The guide lead us to another part of the river where an elephant was waiting and swaying and watching us. It was wearing an ornate saddle and there was a man on his neck. Our guide motioned for us to get on the ramp next to the elephant and to climb on. I felt awful for the elephant but was relieved to see that the trainer wasn't cruel or mean. I climbed up and on and looked down I realized how tall the animal really was. Elephants are big. We set off on the next part of the safari swaying from left to right, looking carefully into the trees for the elusive rhino. We were just there to see one, nothing more, nothing less, and the chances of us doing so were slim. We weren't expecting to see one as so many travelers had been here before us and seen nothing. We were going to get lucky, I could feel it. First we we were going to get wet. Soaking wet. Picture this: an elephant, a wide river we had to cross, and a guide with a wicked sense of humor. The elephant had to be encouraged to enter the chilly water but once it was in, it decided to enjoy itself thoroughly.
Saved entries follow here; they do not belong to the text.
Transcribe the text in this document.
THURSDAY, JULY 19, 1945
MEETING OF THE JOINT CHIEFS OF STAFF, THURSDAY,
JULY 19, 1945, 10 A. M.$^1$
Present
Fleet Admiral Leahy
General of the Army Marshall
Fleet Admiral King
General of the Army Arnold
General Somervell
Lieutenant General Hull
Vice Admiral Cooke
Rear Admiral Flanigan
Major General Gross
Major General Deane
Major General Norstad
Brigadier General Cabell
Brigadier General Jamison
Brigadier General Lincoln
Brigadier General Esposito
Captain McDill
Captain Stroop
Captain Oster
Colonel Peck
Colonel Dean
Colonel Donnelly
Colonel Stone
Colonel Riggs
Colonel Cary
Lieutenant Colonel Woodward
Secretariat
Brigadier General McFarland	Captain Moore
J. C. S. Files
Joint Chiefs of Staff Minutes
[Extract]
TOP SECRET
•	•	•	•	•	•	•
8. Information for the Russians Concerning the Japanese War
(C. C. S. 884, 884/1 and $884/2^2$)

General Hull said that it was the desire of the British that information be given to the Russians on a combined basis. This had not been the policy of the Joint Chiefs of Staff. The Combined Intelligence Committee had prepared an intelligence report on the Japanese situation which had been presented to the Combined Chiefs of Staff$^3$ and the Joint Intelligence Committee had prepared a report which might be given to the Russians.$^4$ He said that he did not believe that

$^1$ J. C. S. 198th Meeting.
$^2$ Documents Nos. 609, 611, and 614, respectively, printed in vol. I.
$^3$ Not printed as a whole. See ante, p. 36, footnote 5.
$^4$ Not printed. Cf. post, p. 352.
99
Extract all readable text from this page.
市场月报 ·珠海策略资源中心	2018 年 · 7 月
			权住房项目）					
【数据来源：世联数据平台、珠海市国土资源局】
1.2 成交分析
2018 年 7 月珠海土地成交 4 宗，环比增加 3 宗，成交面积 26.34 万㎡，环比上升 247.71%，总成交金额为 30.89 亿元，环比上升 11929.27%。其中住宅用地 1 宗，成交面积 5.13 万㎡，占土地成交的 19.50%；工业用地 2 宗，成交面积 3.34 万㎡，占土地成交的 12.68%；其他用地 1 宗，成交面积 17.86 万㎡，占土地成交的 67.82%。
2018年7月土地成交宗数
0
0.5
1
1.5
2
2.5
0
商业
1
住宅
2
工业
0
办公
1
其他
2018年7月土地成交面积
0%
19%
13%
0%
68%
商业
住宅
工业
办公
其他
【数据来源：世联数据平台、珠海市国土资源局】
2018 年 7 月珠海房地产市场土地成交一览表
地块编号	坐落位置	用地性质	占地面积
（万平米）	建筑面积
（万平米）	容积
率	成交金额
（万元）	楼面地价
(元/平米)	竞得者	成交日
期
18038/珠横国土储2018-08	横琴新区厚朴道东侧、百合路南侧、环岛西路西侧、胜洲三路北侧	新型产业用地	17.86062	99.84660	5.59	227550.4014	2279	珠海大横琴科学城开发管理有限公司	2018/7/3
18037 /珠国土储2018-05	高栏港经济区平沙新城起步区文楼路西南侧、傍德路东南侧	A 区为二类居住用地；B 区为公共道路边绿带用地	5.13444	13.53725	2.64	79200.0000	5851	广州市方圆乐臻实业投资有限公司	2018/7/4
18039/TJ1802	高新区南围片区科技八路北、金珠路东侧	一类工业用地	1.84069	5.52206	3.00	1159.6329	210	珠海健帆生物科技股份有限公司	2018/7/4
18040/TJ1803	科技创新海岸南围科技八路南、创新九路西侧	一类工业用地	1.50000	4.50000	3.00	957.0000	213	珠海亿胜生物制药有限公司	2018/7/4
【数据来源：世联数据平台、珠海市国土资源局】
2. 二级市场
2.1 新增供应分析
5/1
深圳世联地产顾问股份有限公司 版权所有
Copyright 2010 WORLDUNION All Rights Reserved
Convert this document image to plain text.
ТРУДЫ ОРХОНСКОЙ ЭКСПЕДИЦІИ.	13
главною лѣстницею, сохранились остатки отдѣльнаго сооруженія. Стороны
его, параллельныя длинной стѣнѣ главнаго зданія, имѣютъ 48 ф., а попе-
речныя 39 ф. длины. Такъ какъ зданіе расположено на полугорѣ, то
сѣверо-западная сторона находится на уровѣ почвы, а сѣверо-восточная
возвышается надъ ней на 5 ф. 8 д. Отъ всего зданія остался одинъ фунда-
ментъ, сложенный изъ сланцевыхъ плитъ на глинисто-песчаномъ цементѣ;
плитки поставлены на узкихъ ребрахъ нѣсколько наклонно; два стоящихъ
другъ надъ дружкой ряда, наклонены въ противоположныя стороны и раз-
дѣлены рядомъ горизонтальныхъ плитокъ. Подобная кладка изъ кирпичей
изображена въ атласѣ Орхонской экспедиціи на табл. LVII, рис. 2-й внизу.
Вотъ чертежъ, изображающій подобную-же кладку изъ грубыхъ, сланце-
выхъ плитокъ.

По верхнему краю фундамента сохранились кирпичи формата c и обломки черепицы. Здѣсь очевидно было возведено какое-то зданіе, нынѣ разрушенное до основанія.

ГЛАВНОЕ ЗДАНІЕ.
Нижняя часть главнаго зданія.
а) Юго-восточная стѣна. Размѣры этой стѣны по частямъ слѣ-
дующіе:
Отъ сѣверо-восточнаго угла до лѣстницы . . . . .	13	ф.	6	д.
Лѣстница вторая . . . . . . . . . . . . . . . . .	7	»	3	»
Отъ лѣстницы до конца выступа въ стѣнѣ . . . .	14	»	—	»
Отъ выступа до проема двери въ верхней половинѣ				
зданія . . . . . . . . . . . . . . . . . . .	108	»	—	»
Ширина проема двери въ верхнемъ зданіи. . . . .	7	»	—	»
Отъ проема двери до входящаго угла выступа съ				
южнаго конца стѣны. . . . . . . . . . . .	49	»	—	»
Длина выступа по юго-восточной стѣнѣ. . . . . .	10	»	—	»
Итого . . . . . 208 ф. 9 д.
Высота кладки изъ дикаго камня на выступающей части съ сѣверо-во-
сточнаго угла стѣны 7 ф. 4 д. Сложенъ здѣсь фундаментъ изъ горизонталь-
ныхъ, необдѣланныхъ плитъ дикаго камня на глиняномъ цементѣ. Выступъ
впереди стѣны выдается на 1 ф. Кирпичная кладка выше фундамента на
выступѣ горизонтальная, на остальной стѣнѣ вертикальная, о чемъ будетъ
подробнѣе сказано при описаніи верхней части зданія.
One trunk full of water later we were the soggy passengers aboard. As the elephant sprayed us, it trumpeted and I'm positive, laughed. We were absolutely soaking wet and I carefully checked the camera to make sure it wasn't drenched too. Luckily my swift reflexes had kicked in and I'd put the camera up my shirt and under my bra. I know, I am very protective of my camera, and would have done anything to protect it. The camera was dry.
The river was finally crossed after a couple more drenchings from the elephant and more hearty laughing from its trainer. The other side looked the same as the side before but had more elephants with more tourists darting in and out of the trees. We headed in to find a rhino.